Svetlana Sudak, Karin Melis Mey, Alemitu Bekele Degfa, İris Rosenberger. Bu isimleri bileniniz var mı? Hiç zannetmiyorum. Çünkü bilmeniz imkânsız. Çünkü ne isimleri, ne de soy isimleri bizden değil. Peki, Melek Hu ve Cem Zeng’i tanıyor musunuz diye sorsam? Ön isimleri Türkçe olsa da galiba bu isimleri de tanıyor olamazsınız. Bahram Muzaffer de size yabancı olmalıdır. Peki; Elvan Abeylegesse desem galiba hepiniz tanırsınız. Çünkü bu tavşan dişli çıt kırıldım senci kız, 5-6 yıldır içimizde. Onu artık tanıyoruz. Tıpkı bu sene Ramazan Şahin diye bir güreşçiyi tanıdığımız gibi…
Evet değerli okuyucularım; yukarıdaki isimlerin hepsi de sporcu ve kâğıt üzerinde de olsa hepsi Türkiye Cumhuriyeti Vatandaşı. Hepsi de Pekin olimpiyatlarında ülkemizi temsil ettiler. Ramazan Şahin Rusya’nın Dağıstan Özerk bölgesinden ama galiba Türk değil. Çünkü hiç Türkçe bilmiyor. Serbest güreşlerde 66 kiloda altın madalya kazandı. Elvan Abeylegesse ise atletizmde 10.000 metrede gümüş madalya kazandı. Diğerleri mi; diğerleri tıpkı bizim yerliler gibi hepsi karavana attılar. Boşuna yük oldular bu fakir milletin sırtına.
Bu sebeple ben bu olimpiyatlarda hep şöyle düşündüm: Pekin’e 68 kişilik bir işe yaramazlar ordusu ile gideceğimize keşke olsaydı da sadece Michael Phelps gibi tek bir sporcu ile gitseydik! Adam tek başına 75 milyonluk Türkiye’nin 8 katı altın madalya kazandı. Ya da Svetlana Sudak, Karin Melis Mey, Alemitu Bekele Degfa, İris Rosenberger gibi işe yaramaz 11 yabancıyı devşirip Türkleştireceğimize, bunlara verdiğimiz paraların yüz katını verip bir Usain Bold satın alabilseydik. Adam rekor kırarken adeta dünya ile dalga geçiyor.
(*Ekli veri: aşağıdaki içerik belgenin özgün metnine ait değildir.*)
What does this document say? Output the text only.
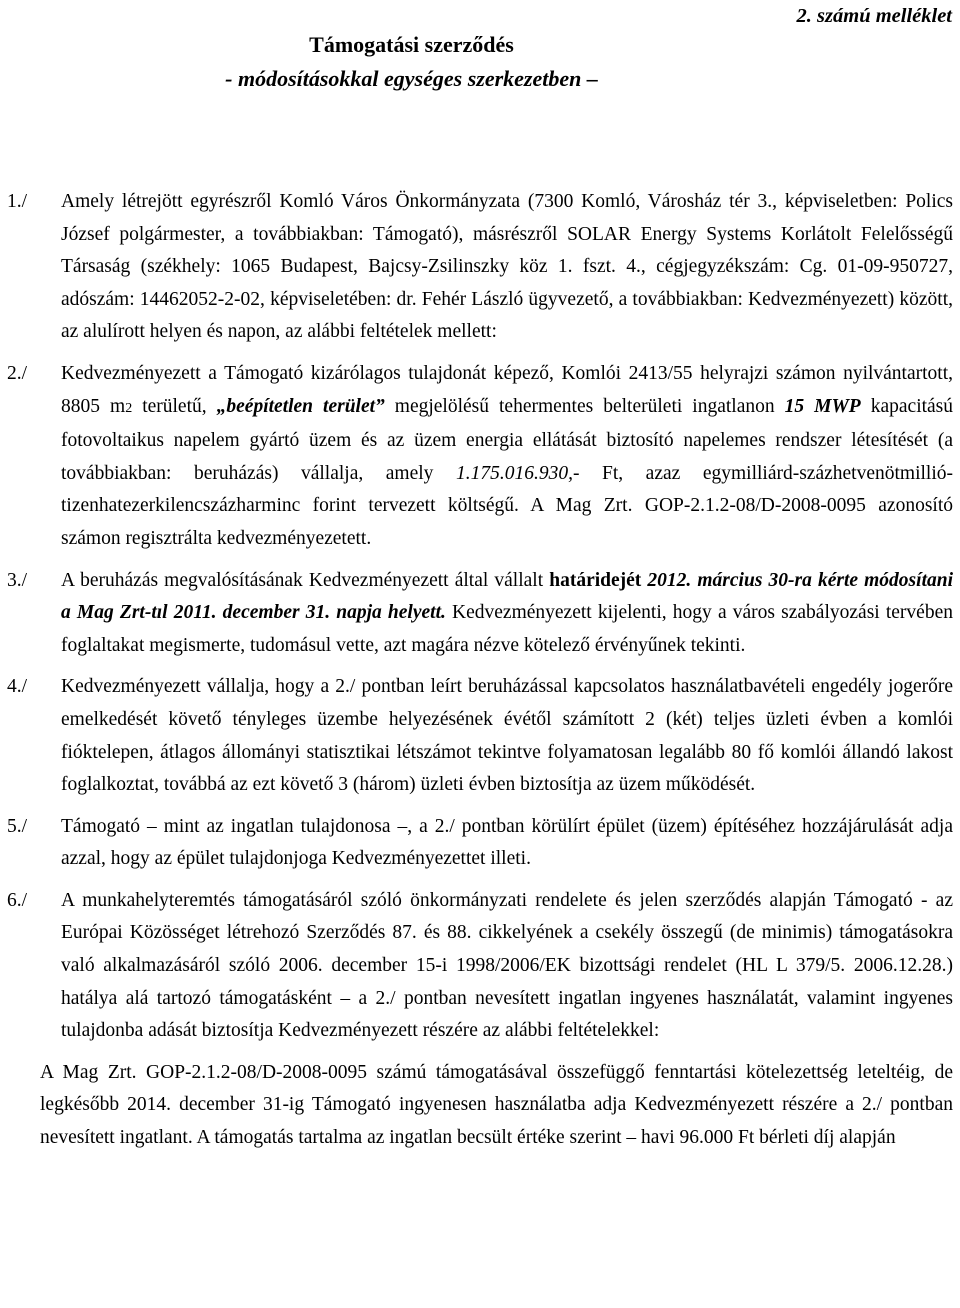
2. számú melléklet
Támogatási szerződés
- módosításokkal egységes szerkezetben –
1./	Amely létrejött egyrészről Komló Város Önkormányzata (7300 Komló, Városház tér 3., képviseletben: Polics József polgármester, a továbbiakban: Támogató), másrészről SOLAR Energy Systems Korlátolt Felelősségű Társaság (székhely: 1065 Budapest, Bajcsy-Zsilinszky köz 1. fszt. 4., cégjegyzékszám: Cg. 01-09-950727, adószám: 14462052-2-02, képviseletében: dr. Fehér László ügyvezető, a továbbiakban: Kedvezményezett) között, az alulírott helyen és napon, az alábbi feltételek mellett:
2./	Kedvezményezett a Támogató kizárólagos tulajdonát képező, Komlói 2413/55 helyrajzi számon nyilvántartott, 8805 m2 területű, „beépítetlen terület” megjelölésű tehermentes belterületi ingatlanon 15 MWP kapacitású fotovoltaikus napelem gyártó üzem és az üzem energia ellátását biztosító napelemes rendszer létesítését (a továbbiakban: beruházás) vállalja, amely 1.175.016.930,- Ft, azaz egymilliárd-százhetvenötmillió-tizenhatezerkilencszázharminc forint tervezett költségű. A Mag Zrt. GOP-2.1.2-08/D-2008-0095 azonosító számon regisztrálta kedvezményezetett.
3./	A beruházás megvalósításának Kedvezményezett által vállalt határidejét 2012. március 30-ra kérte módosítani a Mag Zrt-tıl 2011. december 31. napja helyett. Kedvezményezett kijelenti, hogy a város szabályozási tervében foglaltakat megismerte, tudomásul vette, azt magára nézve kötelező érvényűnek tekinti.
4./	Kedvezményezett vállalja, hogy a 2./ pontban leírt beruházással kapcsolatos használatbavételi engedély jogerőre emelkedését követő tényleges üzembe helyezésének évétől számított 2 (két) teljes üzleti évben a komlói fióktelepen, átlagos állományi statisztikai létszámot tekintve folyamatosan legalább 80 fő komlói állandó lakost foglalkoztat, továbbá az ezt követő 3 (három) üzleti évben biztosítja az üzem működését.
5./	Támogató – mint az ingatlan tulajdonosa –, a 2./ pontban körülírt épület (üzem) építéséhez hozzájárulását adja azzal, hogy az épület tulajdonjoga Kedvezményezettet illeti.
6./	A munkahelyteremtés támogatásáról szóló önkormányzati rendelete és jelen szerződés alapján Támogató - az Európai Közösséget létrehozó Szerződés 87. és 88. cikkelyének a csekély összegű (de minimis) támogatásokra való alkalmazásáról szóló 2006. december 15-i 1998/2006/EK bizottsági rendelet (HL L 379/5. 2006.12.28.) hatálya alá tartozó támogatásként – a 2./ pontban nevesített ingatlan ingyenes használatát, valamint ingyenes tulajdonba adását biztosítja Kedvezményezett részére az alábbi feltételekkel:
A Mag Zrt. GOP-2.1.2-08/D-2008-0095 számú támogatásával összefüggő fenntartási kötelezettség leteltéig, de legkésőbb 2014. december 31-ig Támogató ingyenesen használatba adja Kedvezményezett részére a 2./ pontban nevesített ingatlant. A támogatás tartalma az ingatlan becsült értéke szerint – havi 96.000 Ft bérleti díj alapján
Devşirmelerin içinde yine de en başarılısı Elvan Abeylegesse’dir. Zira 5-6 yıldır ülkemizi başarı ile temsil ediyor bu kız. Ancak buradan açıkça çağrı yapıyorum, lütfen bu kıza biraz yardımcı olun. Biraz besleyin bu kızı. Maazallah, koşarken küçük bir hortum çıksa bu kızcağızı melek yapıp göklere yükseltecek. En azından hayırsever bir diş tabibi çıksın da şu kızın dişlerini bir elden geçirsin. Zira hiç abartmıyorum; sahip olduğu fiziki görüntü ile 5000 ve 10.000 metrede yarışan bayan sporcuların en çirkini Elvan’dır. Kenyalı ve Etiyopyalı zenci rakipleri bile ondan çok daha güzel ve çok daha alımlılar. Lütfen şu kızla biraz daha yakından ilgilenin. Madem garibi yurdundan yuvasından koparıp ta buralara getirdiniz, bari adam gibi sahip çıkın kendisine.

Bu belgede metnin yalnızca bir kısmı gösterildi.